17 Ocak 2021 tarihinde Abarth, Alfa Romeo, Chrysler, Citroën, Dodge, DS, Fiat, Fiat Professional, Jeep, Lancia, Maserati, Opel, Peugeot, Ram ve Vauxhall ile Leasys, Free2Move ve Mopar gibi yan markalarını tek bir çatıda toplayarak kurulan global otomotiv ve mobilite dünyasının en zengin markalı en büyük grubu olma iddiasındaki Stellantis N.V., ilk yılını geride bırakırken, hızını yükseltip, 2025 yılına kadar 30 milyar Euro'yu aşan planlanmış yatırımlar ile batarya teknolojisi, malzemeleri ve yazılım geliştirme alanlarında duyurulan güçlü ortaklıklar aracılığıyla iddialı elektrifikasyon ve yazılım planlarını daha da güçlendirdi.
Stellantis CEO’su Carlos Tavares’in “Bu zorlu döneme rağmen rekor sonuçlarımızla, sürdürülebilir bir mobilite teknolojisi şirketi olma yolunda planlarımızı uygulamaya odaklandık. Hidrojen yakıt hücreli orta boy ticariler de dahil olmak üzere, pazardaki 34 düşük emisyonlu araç model portföyünden yararlanarak, düşük emisyonlu araç ticari ivmesini yıllık bazda yüzde 160 artırarak 388 bin adede ulaştırdık. Avrupa’da tam elektrikli ticari satışında birinci sırayı elde ettik.” sözleri de, elektriklenmenin tüm markalar için yepyeni ve kârlılığı çok yüksek bir iş kolu olduğunu teyit ediyor ve binek otomobillerdeki atılım tarihlerinin öne çekildiğinin işaretini veriyordu.

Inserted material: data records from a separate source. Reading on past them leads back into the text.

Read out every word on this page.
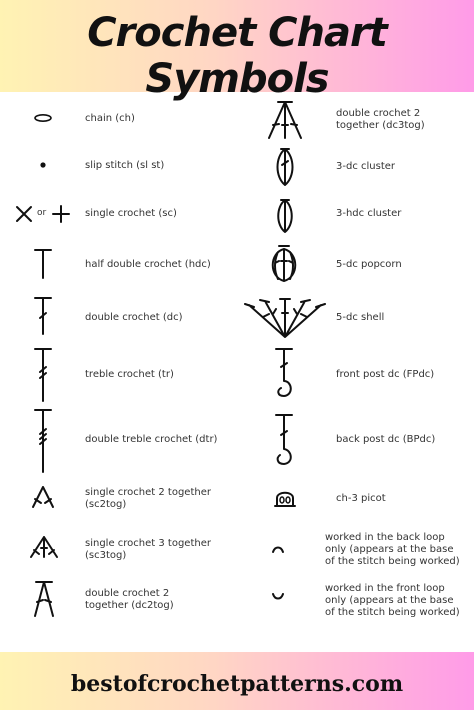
Crochet Chart Symbols
chain (ch)
slip stitch (sl st)
or	single crochet (sc)
half double crochet (hdc)
double crochet (dc)
treble crochet (tr)
double treble crochet (dtr)
single crochet 2 together (sc2tog)
single crochet 3 together (sc3tog)
double crochet 2 together (dc2tog)
double crochet 2 together (dc3tog)
3-dc cluster
3-hdc cluster
5-dc popcorn
5-dc shell
front post dc (FPdc)
back post dc (BPdc)
ch-3 picot
worked in the back loop only (appears at the base of the stitch being worked)
worked in the front loop only (appears at the base of the stitch being worked)
bestofcrochetpatterns.com
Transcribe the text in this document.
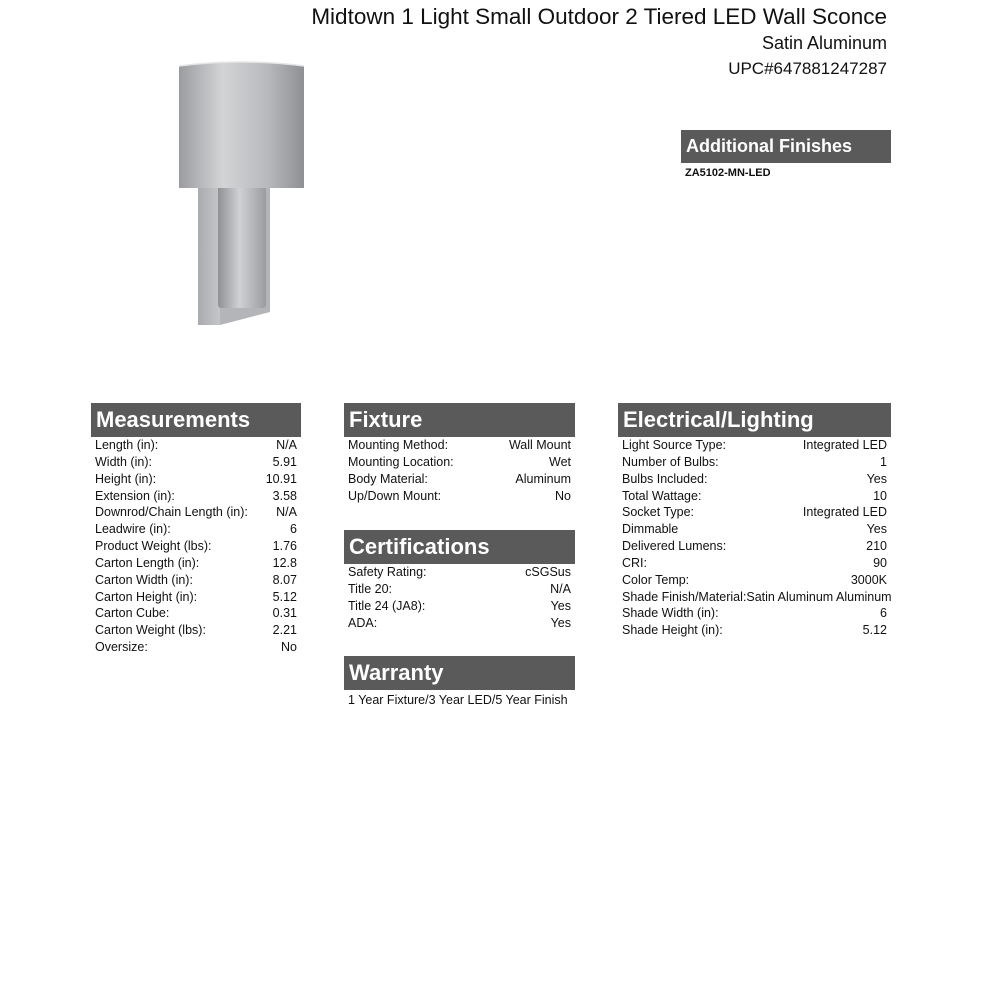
Midtown 1 Light Small Outdoor 2 Tiered LED Wall Sconce
Satin Aluminum
UPC#647881247287
Additional Finishes
ZA5102-MN-LED
Measurements
Length (in):	N/A
Width (in):	5.91
Height (in):	10.91
Extension (in):	3.58
Downrod/Chain Length (in): N/A
Leadwire (in):	6
Product Weight (lbs):	1.76
Carton Length (in):	12.8
Carton Width (in):	8.07
Carton Height (in):	5.12
Carton Cube:	0.31
Carton Weight (lbs):	2.21
Oversize:	No
Fixture
Mounting Method:	Wall Mount
Mounting Location:	Wet
Body Material:	Aluminum
Up/Down Mount:	No
Certifications
Safety Rating:	cSGSus
Title 20:	N/A
Title 24 (JA8):	Yes
ADA:	Yes
Warranty
1 Year Fixture/3 Year LED/5 Year Finish
Electrical/Lighting
Light Source Type:	Integrated LED
Number of Bulbs:	1
Bulbs Included:	Yes
Total Wattage:	10
Socket Type:	Integrated LED
Dimmable	Yes
Delivered Lumens:	210
CRI:	90
Color Temp:	3000K
Shade Finish/Material: Satin Aluminum Aluminum
Shade Width (in):	6
Shade Height (in):	5.12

Tüm otomotivciler, elektriklenme işini artık yoluna koymuş ve kârlı adımlara çevirmeye başlarken, yarı iletken veya hammadde tedariği gibi sorunların üstüne siyasi gerilimler de tüm planlarını değiştirme riskiyle yüz yüze geliyorlar.
Ukrayna'daki savaş nedeniyle, giderek daha fazla otomobil üreticisi tedarik zincirinde aksaklıklar ve bunun sonucunda elektrikli veya hibrit modeller için üretim kayıpları da yaşamaya başlayan Volkswagen'in çok markalı elektrikli otomobil fabrikaları gibi çok sayıda Avrupalı üretici bu krizden etkilenmeye başladı… Diğer yanda istisnasız tüm markaların Rusya Federasyonu’ndaki satış, pazarlama ve tedarik operasyonlarını durdurması da, yakın vadede satış adet ve hedeflerini düşürmeye başlayacak…
Ancak, binek otomobillerde elektriklilerin popülerliliğini her geçen gün artırmasıyla elektrikli araç piyasalarındaki ilerlemeler ve gelişmeler sayesinde resmi ve sivil olmak üzere dünyanın en büyük posta ve kurye şirketlerinin içten yanmalı motorlu araç alımına artık son vererek, teslimatları için sadece elektrikli araçları sipariş etme kararları da, otomotiv üreticilerinin “elektrik” iş kollarına konsantrasyonlarını azami seviyeye çıkarma kararlarını da basitçe açıklıyor.